The New York Times reported on Thursday that the Vatican did not defrock Rev. Lawrence Murphy in the late 1990s despite receiving clear warnings from his bishops that his case was serious and could embarrass the Church.
The report came amid mounting allegations of sexual abuse by priests in Europe and pressure on bishops, mostly in Ireland, to resign for failing to report cases to civil authorities.
Among 25 internal Church documents the Times posted on its website was a 1996 letter about Murphy to Cardinal Joseph Ratzinger, then the Vatican's top doctrinal official and now Pope Benedict, showing he was informed of his case.
Ratzinger's deputy first advised a secret disciplinary trial but later reversed that in 1998 after Murphy appealed directly to Ratzinger for clemency. The priest died later that year.
Vatican spokesman Rev. Federico Lombardi said in a statement that Murphy had broken the law but a civil probe into complaints against him in the mid-1970s had been dropped and the Vatican only learned of the allegations 20 years later.
"The canonical (Church law) question presented to the Congregation was unrelated to any potential civil or criminal proceedings against Father Murphy," Lombardi said.
"In such cases, the Code of Canon Law does not envision automatic penalties."
EXTENSIVE PAPER TRAIL
The 1996 letter to Ratzinger from the then Milwaukee Archbishop Rembert Weakland was not answered, the Times said.
After eight months, Weakland wrote a second letter to Ratzinger's deputy at the Congregation for the Doctrine of the Faith (CDF), Archbishop Tarcisio Bertone, who is now a cardinal and the pope's secretary of state, or Vatican prime minister.
According to the documents on the Times website, Bertone first advised Weakland in 1997 to discipline Murphy according to a 1962 Vatican document ordering secrecy in handling cases of sexual misconduct by priests.
Murphy appealed directly to Ratzinger in 1998, saying he had repented for his sins and, at 72, was in poor health.

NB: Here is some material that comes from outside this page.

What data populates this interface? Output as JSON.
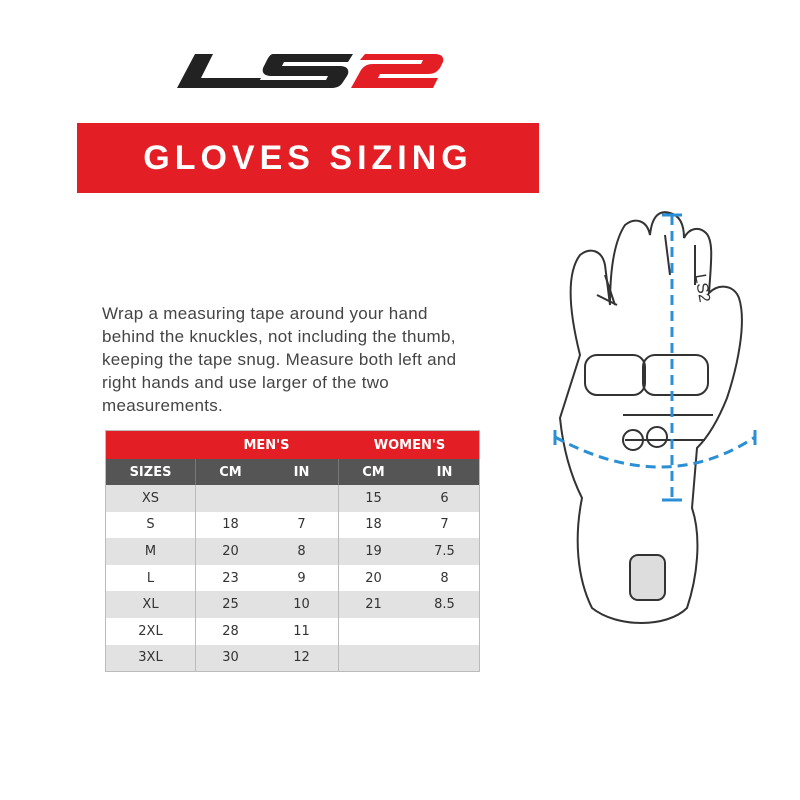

Three months later, Bertone backtracked and advised only "pastoral measures" to deal with him. These measures are internal disciplinary steps such as barring him from public ministry.

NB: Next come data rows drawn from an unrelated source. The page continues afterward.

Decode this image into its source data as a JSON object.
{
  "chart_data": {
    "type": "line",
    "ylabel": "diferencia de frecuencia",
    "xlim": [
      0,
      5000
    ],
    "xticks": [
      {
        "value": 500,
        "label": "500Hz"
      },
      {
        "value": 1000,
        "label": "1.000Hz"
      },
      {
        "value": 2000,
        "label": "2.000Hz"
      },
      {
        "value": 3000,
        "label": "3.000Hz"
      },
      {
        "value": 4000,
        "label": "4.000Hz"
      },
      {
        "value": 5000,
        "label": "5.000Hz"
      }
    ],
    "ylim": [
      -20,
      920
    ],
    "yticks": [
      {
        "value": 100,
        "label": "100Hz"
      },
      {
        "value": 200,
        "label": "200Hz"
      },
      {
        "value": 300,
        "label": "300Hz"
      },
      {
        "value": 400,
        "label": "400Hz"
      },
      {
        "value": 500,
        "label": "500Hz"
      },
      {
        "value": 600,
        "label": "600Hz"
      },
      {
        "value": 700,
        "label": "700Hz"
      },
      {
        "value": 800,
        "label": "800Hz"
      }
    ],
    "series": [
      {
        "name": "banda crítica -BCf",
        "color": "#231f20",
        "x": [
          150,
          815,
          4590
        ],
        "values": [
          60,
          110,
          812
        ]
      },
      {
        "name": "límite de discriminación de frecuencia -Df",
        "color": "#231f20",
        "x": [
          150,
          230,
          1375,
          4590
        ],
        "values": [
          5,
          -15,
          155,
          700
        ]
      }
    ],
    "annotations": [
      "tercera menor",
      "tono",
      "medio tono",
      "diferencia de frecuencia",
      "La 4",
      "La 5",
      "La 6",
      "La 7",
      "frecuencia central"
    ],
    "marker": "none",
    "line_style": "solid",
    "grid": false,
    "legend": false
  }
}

The diocese of Superior, Wisconsin, where Murphy had moved in 1974 after his abuse cases had surfaced in Milwaukee, rejected this advice and proceeded to organize an internal trial. That work stopped when Murphy died four months later.

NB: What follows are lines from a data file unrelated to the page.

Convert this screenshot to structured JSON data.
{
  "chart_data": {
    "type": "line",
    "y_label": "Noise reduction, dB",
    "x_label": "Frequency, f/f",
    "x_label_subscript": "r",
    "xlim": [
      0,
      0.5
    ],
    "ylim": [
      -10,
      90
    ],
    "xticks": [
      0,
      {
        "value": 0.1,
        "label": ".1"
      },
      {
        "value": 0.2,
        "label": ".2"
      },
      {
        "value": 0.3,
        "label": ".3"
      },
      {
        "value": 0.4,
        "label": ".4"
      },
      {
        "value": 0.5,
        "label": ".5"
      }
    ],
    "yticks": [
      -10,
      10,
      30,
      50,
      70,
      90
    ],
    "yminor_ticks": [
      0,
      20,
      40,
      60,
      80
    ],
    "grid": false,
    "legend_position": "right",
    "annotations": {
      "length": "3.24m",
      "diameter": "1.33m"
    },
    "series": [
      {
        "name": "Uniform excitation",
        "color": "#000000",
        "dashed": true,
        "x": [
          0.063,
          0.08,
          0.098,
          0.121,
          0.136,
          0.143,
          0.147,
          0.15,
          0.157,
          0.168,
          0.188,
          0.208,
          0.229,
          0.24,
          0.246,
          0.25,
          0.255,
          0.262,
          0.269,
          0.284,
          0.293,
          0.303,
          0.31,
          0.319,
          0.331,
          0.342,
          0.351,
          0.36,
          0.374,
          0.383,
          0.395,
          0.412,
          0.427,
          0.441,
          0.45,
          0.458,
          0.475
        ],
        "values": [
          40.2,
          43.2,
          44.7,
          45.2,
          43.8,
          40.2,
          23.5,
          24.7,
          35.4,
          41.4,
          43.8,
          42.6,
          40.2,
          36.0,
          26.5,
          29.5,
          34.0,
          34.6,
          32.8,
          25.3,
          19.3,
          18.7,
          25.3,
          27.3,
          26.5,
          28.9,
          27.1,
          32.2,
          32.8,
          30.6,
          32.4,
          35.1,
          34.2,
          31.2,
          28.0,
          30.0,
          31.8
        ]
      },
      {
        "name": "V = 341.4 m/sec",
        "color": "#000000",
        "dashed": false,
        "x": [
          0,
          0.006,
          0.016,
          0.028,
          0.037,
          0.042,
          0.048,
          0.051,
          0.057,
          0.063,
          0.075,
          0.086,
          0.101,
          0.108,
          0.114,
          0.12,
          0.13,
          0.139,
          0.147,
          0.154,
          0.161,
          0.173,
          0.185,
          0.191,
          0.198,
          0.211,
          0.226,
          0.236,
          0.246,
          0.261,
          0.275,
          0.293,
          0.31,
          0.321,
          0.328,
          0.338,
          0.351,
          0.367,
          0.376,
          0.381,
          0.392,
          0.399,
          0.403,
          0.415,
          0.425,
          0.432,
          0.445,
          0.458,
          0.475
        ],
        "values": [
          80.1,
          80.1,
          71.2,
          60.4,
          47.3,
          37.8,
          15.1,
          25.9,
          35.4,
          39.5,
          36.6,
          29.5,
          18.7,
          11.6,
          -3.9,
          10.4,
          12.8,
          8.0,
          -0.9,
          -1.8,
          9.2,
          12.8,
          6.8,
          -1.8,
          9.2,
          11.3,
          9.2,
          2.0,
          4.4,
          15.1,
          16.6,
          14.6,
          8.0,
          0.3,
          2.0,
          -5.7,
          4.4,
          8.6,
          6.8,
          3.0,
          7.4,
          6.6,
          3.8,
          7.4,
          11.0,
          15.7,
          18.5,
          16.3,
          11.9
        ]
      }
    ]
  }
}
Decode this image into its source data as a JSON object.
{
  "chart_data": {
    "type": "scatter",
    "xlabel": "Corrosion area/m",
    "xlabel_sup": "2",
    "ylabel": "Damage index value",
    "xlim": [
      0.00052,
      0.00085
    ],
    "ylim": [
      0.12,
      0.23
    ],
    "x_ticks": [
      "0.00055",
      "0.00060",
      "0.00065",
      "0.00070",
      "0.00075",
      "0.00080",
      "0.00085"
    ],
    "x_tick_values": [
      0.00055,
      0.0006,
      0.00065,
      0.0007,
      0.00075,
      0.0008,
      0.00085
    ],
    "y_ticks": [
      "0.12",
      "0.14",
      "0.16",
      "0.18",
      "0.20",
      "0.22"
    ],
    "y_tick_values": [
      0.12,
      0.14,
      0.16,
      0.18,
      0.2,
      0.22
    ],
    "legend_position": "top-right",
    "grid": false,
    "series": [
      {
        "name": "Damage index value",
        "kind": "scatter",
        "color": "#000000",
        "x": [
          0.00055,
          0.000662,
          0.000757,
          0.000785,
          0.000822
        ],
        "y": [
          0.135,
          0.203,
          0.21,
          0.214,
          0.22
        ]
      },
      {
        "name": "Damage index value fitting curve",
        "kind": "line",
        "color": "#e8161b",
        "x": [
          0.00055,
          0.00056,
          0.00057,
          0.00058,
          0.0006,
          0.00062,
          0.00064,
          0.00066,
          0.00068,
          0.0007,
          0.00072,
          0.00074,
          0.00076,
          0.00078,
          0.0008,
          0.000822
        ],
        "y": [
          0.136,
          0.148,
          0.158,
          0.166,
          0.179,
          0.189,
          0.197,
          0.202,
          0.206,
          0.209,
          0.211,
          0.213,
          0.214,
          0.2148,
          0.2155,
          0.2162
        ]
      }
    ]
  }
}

Lombardi said the Vatican did not tell bishops not to report abuse to civil authorities but critics note the 1962 document in Latin, known as Crimen sollicitationis ("crime of solicitation") did not specifically say they should.
The critics say bishops steeped in the Church's traditional culture of secrecy would assume they should avoid embarrassing it by going public with such issues.
DAMAGE AMONG THE DEAF
The letters obtained by the Times from lawyers representing five abuse victims suing the Milwaukee archdiocese showed that Weakland and Bishop Raphael Fliss of Superior stressed to the Vatican the damage Murphy had done among deaf Catholics he ministered to as teacher and head of a school for the deaf.
A social worker's notes from a confidential Milwaukee archdiocese interview with Murphy in 1993 showed he admitted abusing 19 boys but said allegations of about 200 cases were "likely to be fairly accurate."
In Rome, leaders of the Survivors Network of those abused by Priests (SNAP) demonstrated in front of St. Peter's Square holding up pictures of Murphy and some of his victims.
In a letter to Irish Catholics last week, Pope Benedict stressed the Church must cooperate with civil authorities in investigating sexual abuse allegations.
The Vatican's chief prosecutor for such cases told an Italian Catholic newspaper this month that Church courts tried only about 20 percent of such cases secretly referred to Rome. About 60 percent of them ended with only internal sanctions.